From outside our group others raised concern over the diminished role of NICE to merely advisory and worried that this could open doors to ethical dilemas in relation to privatistion and big-pharma marketing. In addition concerns were raised regarding the future of training provision and if this would be deprioritised.
During the closing remarks we were asked to consider some of the following questions:
What are we going to do tomorrow that is different? How will it change our day to day practice? How can we enable patients to manage their own health? How will we take responsibility in implementing this reform in the best possible way for the patients and public?

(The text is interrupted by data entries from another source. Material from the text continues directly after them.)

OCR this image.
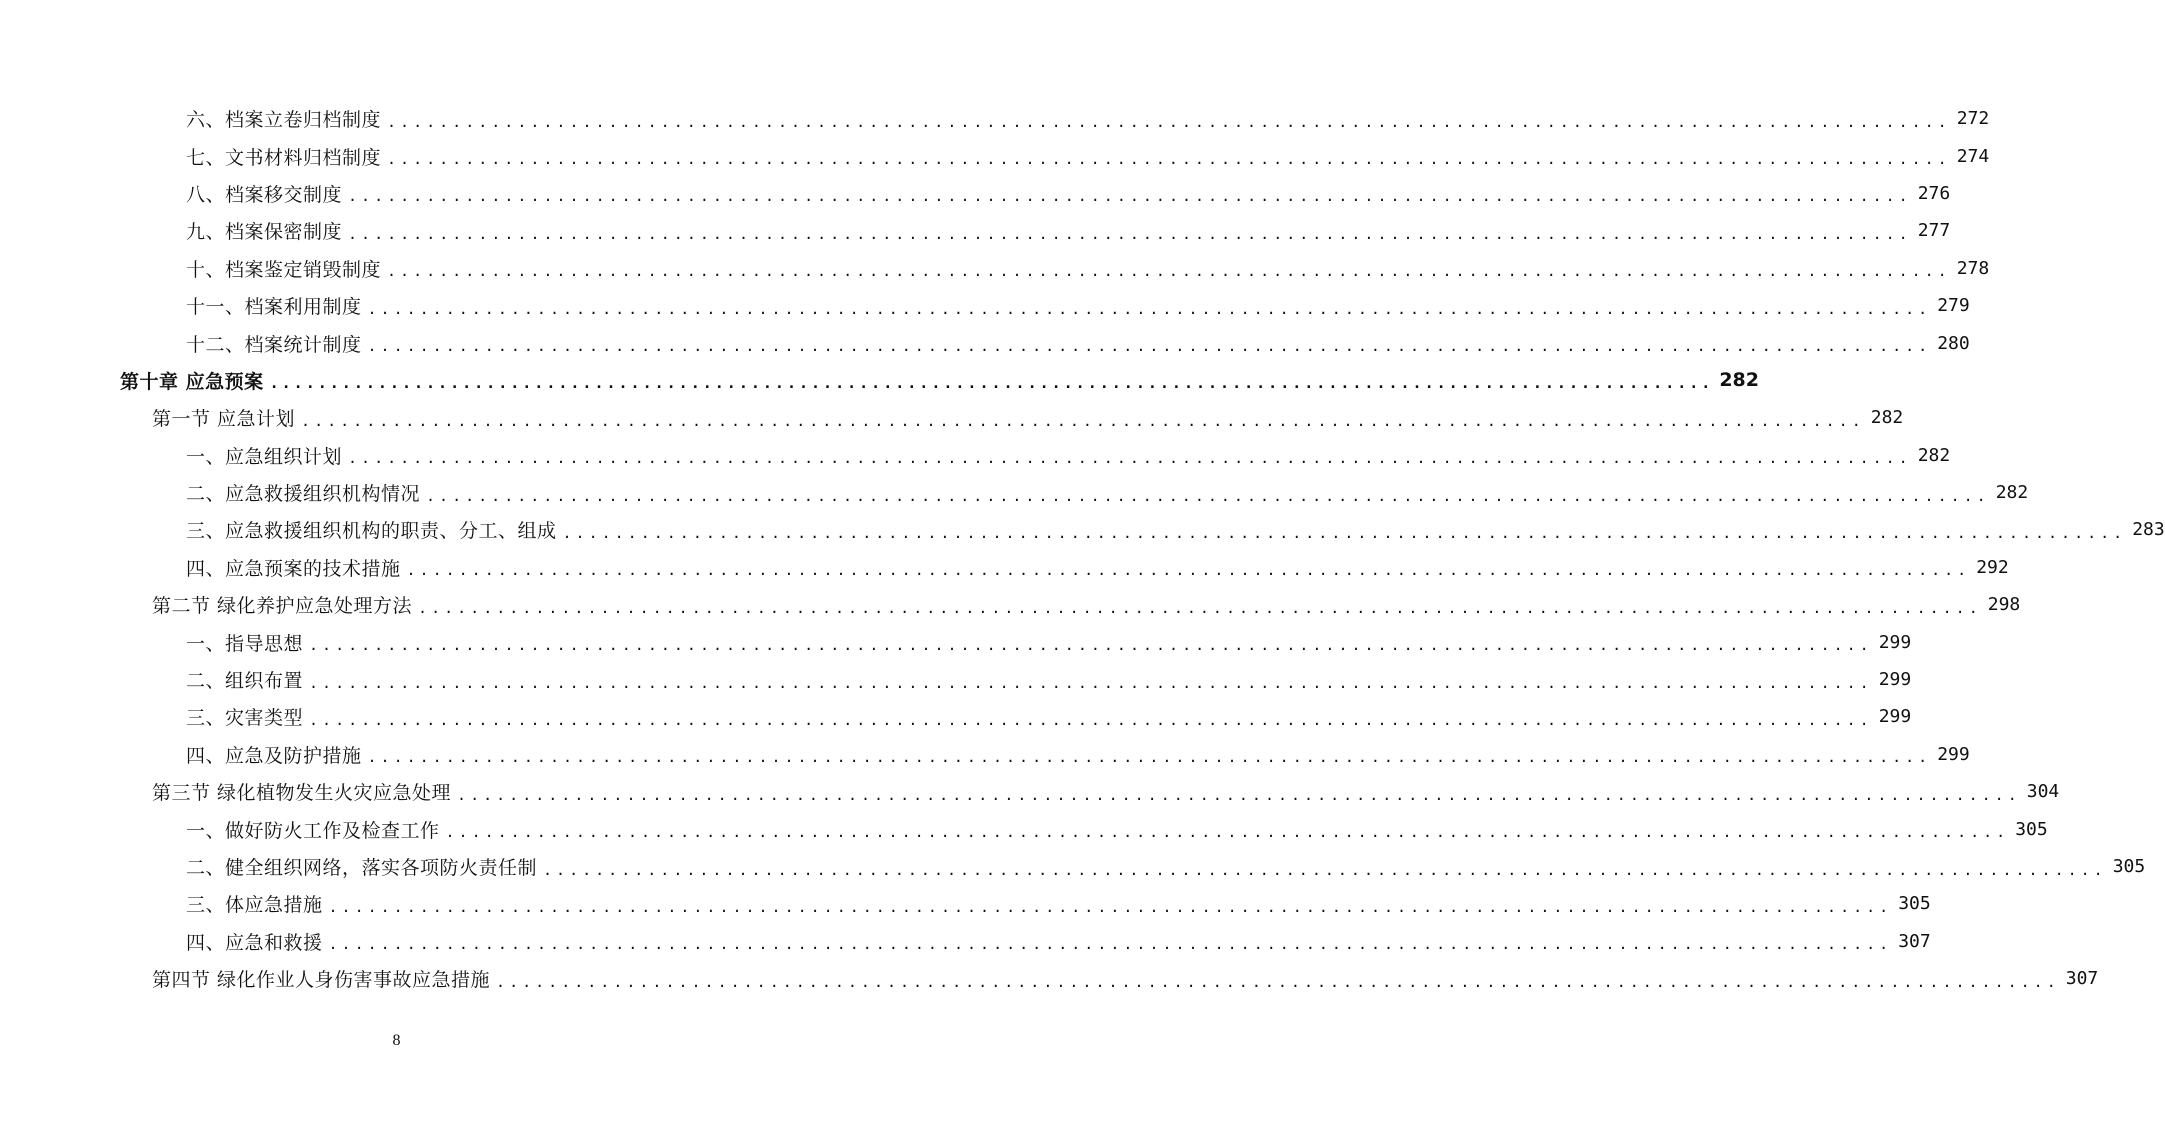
六、档案立卷归档制度 ........................................................................................................................ 272
七、文书材料归档制度 ........................................................................................................................ 274
八、档案移交制度 ........................................................................................................................ 276
九、档案保密制度 ........................................................................................................................ 277
十、档案鉴定销毁制度 ........................................................................................................................ 278
十一、档案利用制度 ........................................................................................................................ 279
十二、档案统计制度 ........................................................................................................................ 280
第十章 应急预案 ........................................................................................................................ 282
第一节 应急计划 ........................................................................................................................ 282
一、应急组织计划 ........................................................................................................................ 282
二、应急救援组织机构情况 ........................................................................................................................ 282
三、应急救援组织机构的职责、分工、组成 ........................................................................................................................ 283
四、应急预案的技术措施 ........................................................................................................................ 292
第二节 绿化养护应急处理方法 ........................................................................................................................ 298
一、指导思想 ........................................................................................................................ 299
二、组织布置 ........................................................................................................................ 299
三、灾害类型 ........................................................................................................................ 299
四、应急及防护措施 ........................................................................................................................ 299
第三节 绿化植物发生火灾应急处理 ........................................................................................................................ 304
一、做好防火工作及检查工作 ........................................................................................................................ 305
二、健全组织网络，落实各项防火责任制 ........................................................................................................................ 305
三、体应急措施 ........................................................................................................................ 305
四、应急和救援 ........................................................................................................................ 307
第四节 绿化作业人身伤害事故应急措施 ........................................................................................................................ 307
8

In her summary Jacky Hayden made an important and pertinent point: There are two ways to implment this white paper:
Competitively or Collaboratvely
As doctors we are constantly taught to be in competition (even this event had a prize for the best small group presentation – which we won!) from medical school and throughout our careers. Can we put this aside, find opportunities and learn to work collaboratively and creatively together? Perhaps that is, as Jacky so aptly said, the only way to make this new reform succeed.
All in all it was a great event, shedding some much needed light on this important paper and it’s potential impact. Most inspiring was the passion and dialogue seen in the room and, as many of the speakers alluded to, the great leadership potential of all those motivated juniors present! If all those present go on to cultivate their drive and interest in clinical leadership then perhaps there is hope for the NHS of the future!